Adverse effects of consumption of aflatoxin contaminated food is linked to a large population of children experiencing poor and stunted growth in Benin (Gong et al. 2004) and in Eastern Kenya (Hoffmann et al. 2015). We hypothesise that the reported stunting effects in Eastern Kenya hot-spot may be attributable to perennial consumption AFB1, −a potent class 1 mutagenic and teratogenic toxin (Birch and Parker 2012; FAO, United Nations 2017). The findings of the current study correspond with the period when the most severe case of aflatoxicosis occurred (between May and June 2004) in Eastern Kenya after the long rain season (Anonymous 2004). This could be explained by the predominant AFB1 observed in the current study and also the same the same period. It is likely that in 2004, AFB1 levels were at a record high and resulted in human fatalities (Probst et al. 2007).

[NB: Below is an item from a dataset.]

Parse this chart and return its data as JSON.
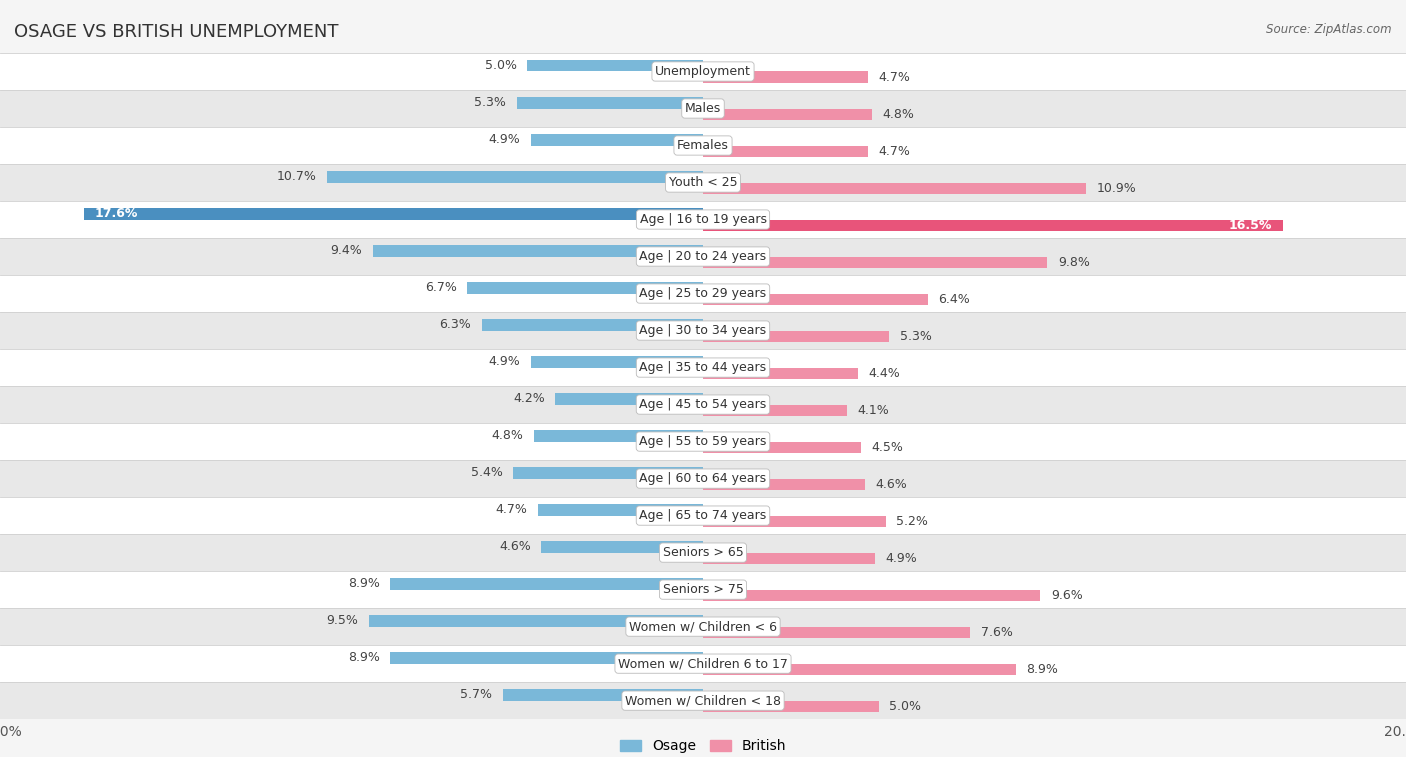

The seasonal variations in levels of toxins is likely the result of variations in the fungal community structure between cropping seasons. That could explain why AFB1 is predominant in the long rain season while there mixed toxins in the short season (Salano et al. 2016). There is also possibility of complex fungal interactions at their specific niche leading to differential toxin production (Huang et al. 2011; Okoth et al. 2018). The possibility of intra – and interspecific interaction between members of a fungi genus remains a confounding phenomenon but deserves attention. Therefore, it remains unclear why AFB2 and AFG1 were present in the second season only whereas the fungi known to produce them were present in isolates from both seasons (Salano et al. 2016).

Conclusions

The seasonal pattern of aflatoxin contamination of the staple food –maize in Eastern Kenya, presents an opportunity for interventions such as biological control to reduce aflatoxins especially in the long rain season where AFB1 is uniformly produced (Bandyopadhyay et al. 2007; Cotty et al. 2008; Bandyopadhyay et al. 2016). While there is a lack of feasible intervention, the risk of chronic exposure to AFB1 remains high and poorly documented in both cropping seasons. Hence the findings of this study necessitate mitigation measures because AFB1– is a potent class 1 mutagenic toxin likely to cause liver cancer.